The mash doesn’t take much, it is quick, easy and delicious. Place your avocados on your cutting board and find a sharp knife. Cut each avocado in half and remove the pit. If you cannot “pop” the pit out of the avocado by pressing your thumb and fingers on either side of the avocado half, you’ll need your knife. I cannot reiterate that you need a sharp knife for this. Hold the avocado vertically and tap your knife into the pit. You do not need to tap too hard, but make sure you give it a good tap to get the blade into the pit.  Give a small twist and the pit should come out easily. Use your thumb to slide the pit off the knife. 

My favorite way to mash is to give a quick dice to the avocado while it is in the shell. You can then spoon out the flesh and add it to your bowl. Next, using a good fork, begin to lightly mash. Before you finish mashing, add the zest and juice of a lime, cumin, salt and pepper. There is a local salt store near me that sells flavored salts. If I have it on hand, I like to use their lime salt in this recipe in place of the kosher salt. Mash the avocado a little more until you get it to the consistency of your liking. I personally like to leave it with some texture. Now eat up.

Now, if you want to turn this into guacamole, you’ll need to stir in diced roma tomatoes, red onion, garlic, jalapeños, cilantro and a dash or two of your favorite hot sauce (ours is chipotle tabasco for the smoky flavor). You can find the full recipe here, in the banana banjos section.

Avocado Mash
Intolerances: Fructose, Gluten, Dairy, Soy

Serves: 2-4
Prep Time: 5 minutes Total Time: 5 minutes

2 Large Avocados
1 tsp Lime Kosher Salt (sub kosher salt)
1/4 tsp White Pepper (sub black pepper)
1/2 tsp Cumin
1/2 Lime, Juiced
1 tsp Lime Zest

  1. Slice open each avocado and remove the pit.
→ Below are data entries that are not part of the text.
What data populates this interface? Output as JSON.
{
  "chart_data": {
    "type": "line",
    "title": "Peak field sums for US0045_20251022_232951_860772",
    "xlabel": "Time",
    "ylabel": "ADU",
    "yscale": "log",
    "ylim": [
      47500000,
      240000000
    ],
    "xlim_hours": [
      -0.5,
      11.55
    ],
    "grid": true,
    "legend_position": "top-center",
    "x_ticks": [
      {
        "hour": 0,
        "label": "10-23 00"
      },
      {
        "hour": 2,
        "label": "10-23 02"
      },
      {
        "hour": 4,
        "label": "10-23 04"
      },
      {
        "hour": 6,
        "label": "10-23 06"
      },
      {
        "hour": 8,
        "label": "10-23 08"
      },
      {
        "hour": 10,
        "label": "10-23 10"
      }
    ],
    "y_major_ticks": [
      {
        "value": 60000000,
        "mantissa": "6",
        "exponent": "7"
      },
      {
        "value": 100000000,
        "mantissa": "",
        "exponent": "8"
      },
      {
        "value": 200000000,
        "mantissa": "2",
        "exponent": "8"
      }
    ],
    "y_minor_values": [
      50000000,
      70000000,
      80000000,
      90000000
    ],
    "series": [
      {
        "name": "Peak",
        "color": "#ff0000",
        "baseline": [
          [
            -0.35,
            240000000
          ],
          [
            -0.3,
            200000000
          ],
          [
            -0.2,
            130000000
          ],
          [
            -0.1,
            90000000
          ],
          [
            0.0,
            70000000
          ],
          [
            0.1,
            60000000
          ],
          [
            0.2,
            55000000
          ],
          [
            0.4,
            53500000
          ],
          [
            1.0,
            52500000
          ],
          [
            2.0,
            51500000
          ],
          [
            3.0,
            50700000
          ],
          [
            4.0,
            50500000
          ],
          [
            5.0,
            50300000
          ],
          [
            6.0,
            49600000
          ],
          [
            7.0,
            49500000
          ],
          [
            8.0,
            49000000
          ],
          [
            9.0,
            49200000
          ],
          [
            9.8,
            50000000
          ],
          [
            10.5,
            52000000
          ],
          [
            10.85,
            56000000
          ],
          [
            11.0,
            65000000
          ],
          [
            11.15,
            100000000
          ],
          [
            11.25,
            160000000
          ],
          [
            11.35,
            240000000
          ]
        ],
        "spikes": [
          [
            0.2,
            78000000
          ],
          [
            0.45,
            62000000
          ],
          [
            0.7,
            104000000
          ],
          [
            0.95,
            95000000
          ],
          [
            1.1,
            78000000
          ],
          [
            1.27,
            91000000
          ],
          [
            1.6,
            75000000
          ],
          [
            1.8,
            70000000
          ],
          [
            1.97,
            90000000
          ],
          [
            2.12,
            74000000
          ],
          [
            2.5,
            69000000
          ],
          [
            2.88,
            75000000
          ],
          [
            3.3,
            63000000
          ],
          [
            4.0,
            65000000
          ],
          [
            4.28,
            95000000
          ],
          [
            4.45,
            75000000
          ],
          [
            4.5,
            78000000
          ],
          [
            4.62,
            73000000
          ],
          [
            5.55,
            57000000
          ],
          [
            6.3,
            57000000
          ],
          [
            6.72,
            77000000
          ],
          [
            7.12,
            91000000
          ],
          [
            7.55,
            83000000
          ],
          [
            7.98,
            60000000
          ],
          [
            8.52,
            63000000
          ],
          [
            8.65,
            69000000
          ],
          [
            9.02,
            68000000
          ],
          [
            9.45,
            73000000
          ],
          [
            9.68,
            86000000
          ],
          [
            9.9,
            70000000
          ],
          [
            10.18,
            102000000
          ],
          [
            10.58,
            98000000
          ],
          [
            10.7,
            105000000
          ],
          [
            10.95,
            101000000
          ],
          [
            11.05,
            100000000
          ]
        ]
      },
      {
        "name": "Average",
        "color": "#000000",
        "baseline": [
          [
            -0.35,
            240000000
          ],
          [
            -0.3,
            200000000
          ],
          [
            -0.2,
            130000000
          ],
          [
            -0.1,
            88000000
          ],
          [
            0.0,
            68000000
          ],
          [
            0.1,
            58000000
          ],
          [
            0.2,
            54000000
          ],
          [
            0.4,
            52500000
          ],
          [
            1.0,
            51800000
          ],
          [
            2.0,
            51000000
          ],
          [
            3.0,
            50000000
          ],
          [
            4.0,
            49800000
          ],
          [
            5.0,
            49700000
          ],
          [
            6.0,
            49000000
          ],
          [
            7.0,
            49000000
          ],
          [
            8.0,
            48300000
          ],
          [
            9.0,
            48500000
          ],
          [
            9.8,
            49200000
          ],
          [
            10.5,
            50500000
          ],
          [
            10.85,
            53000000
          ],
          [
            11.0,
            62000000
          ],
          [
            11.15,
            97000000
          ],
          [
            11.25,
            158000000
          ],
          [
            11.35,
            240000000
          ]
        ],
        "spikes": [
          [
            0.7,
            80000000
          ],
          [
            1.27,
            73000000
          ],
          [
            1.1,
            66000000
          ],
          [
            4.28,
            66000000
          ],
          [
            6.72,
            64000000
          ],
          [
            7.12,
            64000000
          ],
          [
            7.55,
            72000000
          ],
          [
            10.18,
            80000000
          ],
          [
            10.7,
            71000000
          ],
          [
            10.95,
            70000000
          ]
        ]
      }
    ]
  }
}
Remove the flesh into a bowl (I will dice within the skin before removing) and begin to mash with the backside of a fork. 
  2. Zest the lime and reserve, slice in half.
  3. Add salt, pepper, cumin, lime juice and zest to the avocado. Continue mashing and stirring to integrate the spices. 
  4. Store in an airtight container with a lid for 3-4 days. Keep the avocado pits in the mixture to reduce browning.